The University of California has reached a $1.3 million settlement with the U.S. Department of Labor over a payroll issue that resulted in thousands of non-academic employees being routinely underpaid by small dollar amounts on each paycheck.
UC asked the labor department to investigate in December 2015, after uncovering the problem during the switch to its troubled new payroll system. Incompatible timekeeping methods across its 10 campuses, the university said, led to regular failures in calculating overtime pay for hourly workers.
The agreement, reached in May, covers operations from 2014 through 2016. More than 13,700 current and former employees who were underpaid by at least $20 will receive a total of about $746,000 in back wages and $616,000 in damages, an average of just under $100 per person. The repayments will begin next month.
“UC is moving toward fully implementing UCPath, a single payroll system for all UC employees, which deploys software that calculates pay in accordance with federal standards and minimizes the risk of these issues occurring in the future,” the university wrote in an FAQ for employees. “UCPath will replace the current payroll system in which the miscalculations occurred.”
Under the terms of the agreement, UC will make a tiny adjustment to its overtime rate until it finishes the payroll transition. It will also not seek to claw back any money from an unspecified number of workers who were slightly overpaid during the same period. The university said it did not quantify the total amount that was overpaid, but it did account for the overpayments when calculating how much individual employees were owed.
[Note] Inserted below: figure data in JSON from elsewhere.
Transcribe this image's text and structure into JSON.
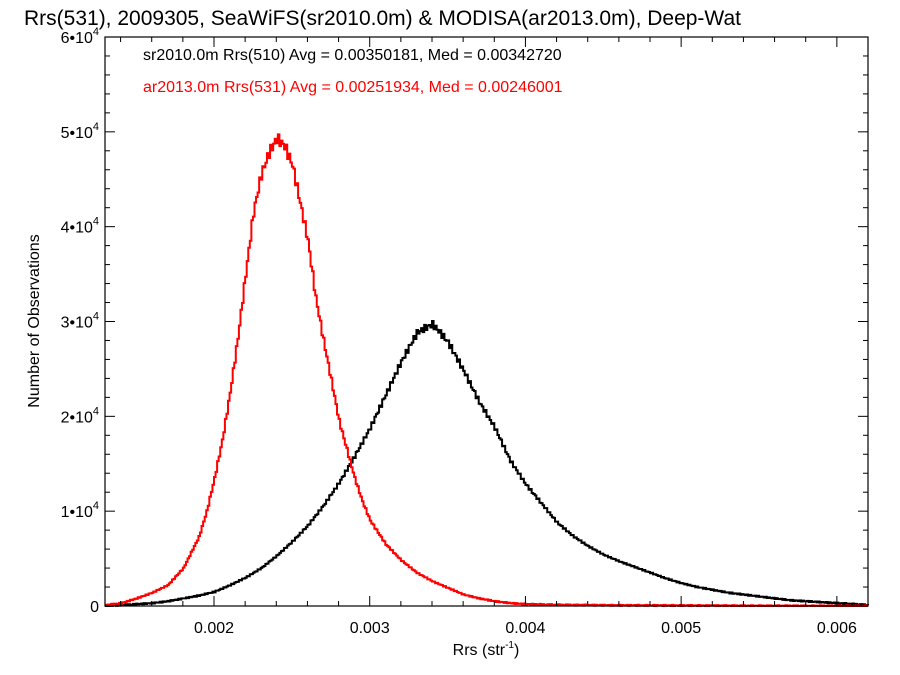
{
  "chart_data": {
    "type": "line",
    "step": true,
    "title": "Rrs(531), 2009305, SeaWiFS(sr2010.0m) & MODISA(ar2013.0m), Deep-Wat",
    "xlabel_main": "Rrs (str",
    "xlabel_sup": "-1",
    "xlabel_end": ")",
    "ylabel": "Number of Observations",
    "xlim": [
      0.0013,
      0.0062
    ],
    "ylim": [
      0,
      60000
    ],
    "x_ticks": [
      {
        "value": 0.002,
        "label": "0.002"
      },
      {
        "value": 0.003,
        "label": "0.003"
      },
      {
        "value": 0.004,
        "label": "0.004"
      },
      {
        "value": 0.005,
        "label": "0.005"
      },
      {
        "value": 0.006,
        "label": "0.006"
      }
    ],
    "y_ticks": [
      {
        "value": 0,
        "mantissa": "0",
        "exp": ""
      },
      {
        "value": 10000,
        "mantissa": "1•10",
        "exp": "4"
      },
      {
        "value": 20000,
        "mantissa": "2•10",
        "exp": "4"
      },
      {
        "value": 30000,
        "mantissa": "3•10",
        "exp": "4"
      },
      {
        "value": 40000,
        "mantissa": "4•10",
        "exp": "4"
      },
      {
        "value": 50000,
        "mantissa": "5•10",
        "exp": "4"
      },
      {
        "value": 60000,
        "mantissa": "6•10",
        "exp": "4"
      }
    ],
    "legend_placement": "top-left",
    "series": [
      {
        "name": "sr2010.0m Rrs(510) Avg = 0.00350181, Med = 0.00342720",
        "color": "#000000",
        "points": [
          [
            0.0013,
            0
          ],
          [
            0.0014,
            100
          ],
          [
            0.0015,
            200
          ],
          [
            0.0016,
            300
          ],
          [
            0.0017,
            500
          ],
          [
            0.0018,
            800
          ],
          [
            0.0019,
            1100
          ],
          [
            0.002,
            1500
          ],
          [
            0.0021,
            2200
          ],
          [
            0.0022,
            3000
          ],
          [
            0.0023,
            4000
          ],
          [
            0.0024,
            5300
          ],
          [
            0.0025,
            6800
          ],
          [
            0.0026,
            8500
          ],
          [
            0.0027,
            10600
          ],
          [
            0.0028,
            13000
          ],
          [
            0.0029,
            15800
          ],
          [
            0.003,
            18800
          ],
          [
            0.0031,
            22300
          ],
          [
            0.0032,
            25800
          ],
          [
            0.00325,
            27300
          ],
          [
            0.0033,
            28800
          ],
          [
            0.00335,
            29300
          ],
          [
            0.0034,
            29700
          ],
          [
            0.00345,
            28800
          ],
          [
            0.0035,
            27800
          ],
          [
            0.0036,
            24800
          ],
          [
            0.0037,
            21500
          ],
          [
            0.0038,
            18800
          ],
          [
            0.0039,
            15300
          ],
          [
            0.004,
            12800
          ],
          [
            0.0041,
            10800
          ],
          [
            0.0042,
            8800
          ],
          [
            0.0043,
            7400
          ],
          [
            0.0044,
            6300
          ],
          [
            0.0045,
            5400
          ],
          [
            0.0046,
            4700
          ],
          [
            0.0047,
            4100
          ],
          [
            0.0048,
            3500
          ],
          [
            0.0049,
            2900
          ],
          [
            0.005,
            2400
          ],
          [
            0.0051,
            2000
          ],
          [
            0.0052,
            1700
          ],
          [
            0.0053,
            1400
          ],
          [
            0.0054,
            1200
          ],
          [
            0.0055,
            1000
          ],
          [
            0.0056,
            800
          ],
          [
            0.0057,
            600
          ],
          [
            0.0058,
            500
          ],
          [
            0.0059,
            400
          ],
          [
            0.006,
            300
          ],
          [
            0.0061,
            200
          ],
          [
            0.0062,
            100
          ]
        ]
      },
      {
        "name": "ar2013.0m Rrs(531) Avg = 0.00251934, Med = 0.00246001",
        "color": "#ff0000",
        "points": [
          [
            0.0013,
            100
          ],
          [
            0.0014,
            300
          ],
          [
            0.0015,
            800
          ],
          [
            0.0016,
            1400
          ],
          [
            0.0017,
            2200
          ],
          [
            0.0018,
            4000
          ],
          [
            0.0019,
            7300
          ],
          [
            0.00195,
            10000
          ],
          [
            0.002,
            13500
          ],
          [
            0.00205,
            17500
          ],
          [
            0.0021,
            22500
          ],
          [
            0.00215,
            28300
          ],
          [
            0.0022,
            35000
          ],
          [
            0.00225,
            41500
          ],
          [
            0.0023,
            45500
          ],
          [
            0.00235,
            47800
          ],
          [
            0.0024,
            49300
          ],
          [
            0.00245,
            48500
          ],
          [
            0.0025,
            46500
          ],
          [
            0.00255,
            42500
          ],
          [
            0.0026,
            38500
          ],
          [
            0.00265,
            32500
          ],
          [
            0.0027,
            28000
          ],
          [
            0.00275,
            23800
          ],
          [
            0.0028,
            19500
          ],
          [
            0.00285,
            16500
          ],
          [
            0.0029,
            13500
          ],
          [
            0.00295,
            11000
          ],
          [
            0.003,
            9000
          ],
          [
            0.0031,
            6500
          ],
          [
            0.0032,
            4800
          ],
          [
            0.0033,
            3500
          ],
          [
            0.0034,
            2600
          ],
          [
            0.0035,
            1900
          ],
          [
            0.0036,
            1200
          ],
          [
            0.0037,
            800
          ],
          [
            0.0038,
            500
          ],
          [
            0.0039,
            300
          ],
          [
            0.004,
            200
          ],
          [
            0.0042,
            120
          ],
          [
            0.0045,
            80
          ],
          [
            0.005,
            50
          ],
          [
            0.0055,
            20
          ],
          [
            0.0062,
            0
          ]
        ]
      }
    ]
  }
}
UC’s largest employee union, AFSCME Local 3299, which represents about 24,000 custodians, cooks, technicians and other laborers, praised the settlement for making workers “whole.” But it criticized the university for leaving out of the deal nearly $100,000 in back wages for employees who were owed less than $20.
“Working people living check to check have been waiting nearly three years for UC to pay back these stolen overtime wages,” Kathryn Lybarger, the union’s president, said in a statement. “The University has deep pockets when it comes to bloated executive bureaucracy, but suddenly has tight pockets when it comes to paying front-line workers the wages they’ve earned.”